Als Hohepriesterliches Gebet Jesu wird das 17. Kapitel des Evangeliums nach Johannes im Neuen Testament bezeichnet. Die Bezeichnung dieses Kapitels als

praecatio summi sacerdotis

(lateinisch für „Hohepriesterliches Gebet“) prägte der Rostocker lutherische Theologe David Chytraeus († 1600).

Exegese

Kontext

Im Johannesevangelium schließt das Gebet die mit Kapitel 13 einsetzenden Abschiedsreden Jesu ab; es folgt ab Kapitel 18 mit einem Ortswechsel die Erzählung von Leiden, Tod und Auferstehung. Mehrere Exegeten beobachten eine Wiederaufnahme von Motiven aus Kapitel 13 („Stunde“[1], „Verherrlichung“, Liebe Jesu Joh 13,1 LUT – Liebe des Vaters Joh 17,26 LUT), so dass sich ein konzentrischer Aufbau der Abschiedsreden ergibt.[2]

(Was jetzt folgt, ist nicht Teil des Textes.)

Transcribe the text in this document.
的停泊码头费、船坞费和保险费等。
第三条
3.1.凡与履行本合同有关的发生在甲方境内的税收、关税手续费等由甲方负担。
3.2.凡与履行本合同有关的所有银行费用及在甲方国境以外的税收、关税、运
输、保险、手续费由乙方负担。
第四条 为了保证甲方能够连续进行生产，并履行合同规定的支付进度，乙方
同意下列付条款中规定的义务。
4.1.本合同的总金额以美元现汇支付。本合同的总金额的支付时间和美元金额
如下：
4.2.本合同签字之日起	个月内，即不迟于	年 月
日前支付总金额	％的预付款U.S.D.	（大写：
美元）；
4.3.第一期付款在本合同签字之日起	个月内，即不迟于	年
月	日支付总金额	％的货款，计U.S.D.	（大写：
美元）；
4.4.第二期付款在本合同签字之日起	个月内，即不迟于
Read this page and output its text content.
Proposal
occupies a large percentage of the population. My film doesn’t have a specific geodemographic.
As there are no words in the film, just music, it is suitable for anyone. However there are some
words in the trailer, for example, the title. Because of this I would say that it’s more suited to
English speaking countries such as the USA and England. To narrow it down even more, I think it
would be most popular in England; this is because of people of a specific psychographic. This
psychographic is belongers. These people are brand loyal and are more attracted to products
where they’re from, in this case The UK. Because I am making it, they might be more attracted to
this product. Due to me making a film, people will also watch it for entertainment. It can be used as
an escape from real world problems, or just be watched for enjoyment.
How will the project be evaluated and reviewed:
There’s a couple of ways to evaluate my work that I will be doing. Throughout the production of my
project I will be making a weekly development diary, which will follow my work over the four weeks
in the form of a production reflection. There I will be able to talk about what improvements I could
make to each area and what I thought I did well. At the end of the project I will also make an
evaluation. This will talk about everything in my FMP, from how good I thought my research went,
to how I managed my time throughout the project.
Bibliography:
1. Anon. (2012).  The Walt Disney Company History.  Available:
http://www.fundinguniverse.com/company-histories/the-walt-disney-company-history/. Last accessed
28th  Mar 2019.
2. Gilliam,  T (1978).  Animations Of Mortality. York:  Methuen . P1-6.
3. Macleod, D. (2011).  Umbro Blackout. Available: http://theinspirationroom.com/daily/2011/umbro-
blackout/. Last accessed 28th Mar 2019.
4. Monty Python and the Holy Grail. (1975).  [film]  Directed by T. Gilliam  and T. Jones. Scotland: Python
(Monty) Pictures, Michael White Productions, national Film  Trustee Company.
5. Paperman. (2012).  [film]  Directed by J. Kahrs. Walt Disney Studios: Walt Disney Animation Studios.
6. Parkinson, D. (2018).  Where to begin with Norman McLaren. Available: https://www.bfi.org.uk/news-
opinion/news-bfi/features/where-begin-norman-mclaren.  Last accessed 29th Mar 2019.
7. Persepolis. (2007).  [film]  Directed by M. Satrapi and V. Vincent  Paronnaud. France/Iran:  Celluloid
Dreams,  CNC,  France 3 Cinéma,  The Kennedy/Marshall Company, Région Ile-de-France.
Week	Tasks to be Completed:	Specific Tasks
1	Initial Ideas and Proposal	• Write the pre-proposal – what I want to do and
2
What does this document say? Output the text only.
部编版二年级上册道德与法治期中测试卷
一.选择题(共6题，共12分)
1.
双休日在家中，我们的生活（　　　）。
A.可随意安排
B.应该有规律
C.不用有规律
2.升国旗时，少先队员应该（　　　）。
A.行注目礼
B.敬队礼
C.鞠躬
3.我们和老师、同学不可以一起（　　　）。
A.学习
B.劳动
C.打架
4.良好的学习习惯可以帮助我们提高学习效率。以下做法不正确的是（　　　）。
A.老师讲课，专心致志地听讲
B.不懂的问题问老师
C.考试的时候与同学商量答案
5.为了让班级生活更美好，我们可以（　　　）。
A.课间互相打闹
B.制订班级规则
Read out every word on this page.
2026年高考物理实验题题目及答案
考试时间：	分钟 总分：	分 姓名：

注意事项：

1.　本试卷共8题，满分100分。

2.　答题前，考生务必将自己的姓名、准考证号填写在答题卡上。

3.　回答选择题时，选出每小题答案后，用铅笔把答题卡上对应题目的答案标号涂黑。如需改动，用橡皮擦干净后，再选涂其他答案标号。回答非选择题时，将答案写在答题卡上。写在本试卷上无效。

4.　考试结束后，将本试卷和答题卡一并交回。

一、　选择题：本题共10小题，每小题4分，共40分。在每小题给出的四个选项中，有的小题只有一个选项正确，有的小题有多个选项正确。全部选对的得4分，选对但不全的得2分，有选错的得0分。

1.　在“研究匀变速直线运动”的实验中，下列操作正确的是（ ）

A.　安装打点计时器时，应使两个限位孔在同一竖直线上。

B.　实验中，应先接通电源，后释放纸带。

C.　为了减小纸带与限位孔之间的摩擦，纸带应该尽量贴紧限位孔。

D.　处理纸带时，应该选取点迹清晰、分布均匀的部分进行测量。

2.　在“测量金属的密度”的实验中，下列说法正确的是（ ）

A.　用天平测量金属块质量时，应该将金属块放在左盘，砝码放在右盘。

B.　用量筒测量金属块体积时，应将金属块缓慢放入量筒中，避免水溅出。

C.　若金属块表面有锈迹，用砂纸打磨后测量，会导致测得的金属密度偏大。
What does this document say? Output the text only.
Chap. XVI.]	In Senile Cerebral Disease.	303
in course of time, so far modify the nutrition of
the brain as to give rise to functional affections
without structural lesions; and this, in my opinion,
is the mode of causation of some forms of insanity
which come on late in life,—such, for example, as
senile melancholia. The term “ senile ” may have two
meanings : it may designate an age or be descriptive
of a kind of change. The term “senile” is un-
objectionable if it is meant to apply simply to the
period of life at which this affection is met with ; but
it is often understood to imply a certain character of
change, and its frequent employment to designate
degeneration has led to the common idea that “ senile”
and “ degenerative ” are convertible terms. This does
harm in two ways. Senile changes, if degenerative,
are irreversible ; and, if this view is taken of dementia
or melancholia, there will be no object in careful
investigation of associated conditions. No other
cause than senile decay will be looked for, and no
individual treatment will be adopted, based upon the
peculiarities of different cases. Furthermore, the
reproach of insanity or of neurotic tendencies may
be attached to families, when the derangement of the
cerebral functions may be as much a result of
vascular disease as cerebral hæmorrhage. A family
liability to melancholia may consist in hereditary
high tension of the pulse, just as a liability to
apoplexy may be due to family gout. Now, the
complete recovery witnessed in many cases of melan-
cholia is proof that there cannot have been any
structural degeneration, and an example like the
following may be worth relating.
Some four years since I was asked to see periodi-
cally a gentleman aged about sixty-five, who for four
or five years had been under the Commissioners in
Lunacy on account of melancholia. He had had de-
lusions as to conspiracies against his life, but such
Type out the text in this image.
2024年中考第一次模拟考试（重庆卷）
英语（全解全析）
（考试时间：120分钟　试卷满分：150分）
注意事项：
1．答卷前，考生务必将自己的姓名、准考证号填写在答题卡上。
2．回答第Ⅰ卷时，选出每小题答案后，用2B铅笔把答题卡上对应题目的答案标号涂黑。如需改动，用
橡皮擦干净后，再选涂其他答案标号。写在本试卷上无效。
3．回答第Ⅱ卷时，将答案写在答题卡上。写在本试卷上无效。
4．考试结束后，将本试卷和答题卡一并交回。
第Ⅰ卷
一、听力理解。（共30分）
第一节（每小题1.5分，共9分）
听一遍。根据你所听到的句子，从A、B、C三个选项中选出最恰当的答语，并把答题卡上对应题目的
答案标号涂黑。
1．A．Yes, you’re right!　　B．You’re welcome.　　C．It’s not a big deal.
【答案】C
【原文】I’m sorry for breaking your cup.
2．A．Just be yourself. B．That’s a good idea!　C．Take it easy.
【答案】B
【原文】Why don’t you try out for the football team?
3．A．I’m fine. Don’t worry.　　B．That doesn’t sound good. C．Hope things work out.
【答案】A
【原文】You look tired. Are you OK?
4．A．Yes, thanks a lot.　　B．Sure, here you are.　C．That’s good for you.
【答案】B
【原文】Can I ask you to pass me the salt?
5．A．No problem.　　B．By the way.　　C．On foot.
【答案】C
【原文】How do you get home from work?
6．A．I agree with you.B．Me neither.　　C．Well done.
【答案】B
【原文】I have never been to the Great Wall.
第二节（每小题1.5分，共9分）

Unter der Annahme, dass der Evangelist die synoptischen Evangelien kennt, sieht Johannes Beutler Bezüge zum Lobgesang, mit dem nach Mk 14,26 LUT die Szene des Letzten Abendmahls schließt, und zum Gebet Jesu in Gethsemane. Das Johannesevangelium spielt auf das Gethsemane-Gebet bereits in Joh 12,27–28 LUT an, aber Motive daraus finden sich auch in Kapitel 17.[3]

Die ältere Exegese fragte, ob Jesus dieses Gebet im Abendmahlssaal oder draußen, auf dem Weg zum Ölberg, gesprochen habe, Vers 1 legt einen Ort unter freiem Himmel nahe. Der literarische Ort, von dem aus der johanneische Jesus dieses Gebet spricht, ist jedenfalls singulär: er war bei seinen Jüngern, ist jetzt aber auf dem Weg zum Vater, nicht mehr im Kosmos, aber noch nicht in der himmlischen Welt angekommen (Joh 17,11–13 LUT).[4]

Inhalt

In der älteren Exegese wurde öfter der unklare Gedankenfortschritt des Kapitels, bzw. ein meditierendes Kreisen festgestellt. Julius Wellhausen beispielsweise charakterisierte Joh 17 als „echt johanneisches Musterstück … monotones Glockengeläut, wo in beliebiger Folge die Elemente des selben Akkordes auf und abwogen.“[5]

Häufig wird eine Dreiteilung vorgeschlagen. Jesus bittet demnach[6]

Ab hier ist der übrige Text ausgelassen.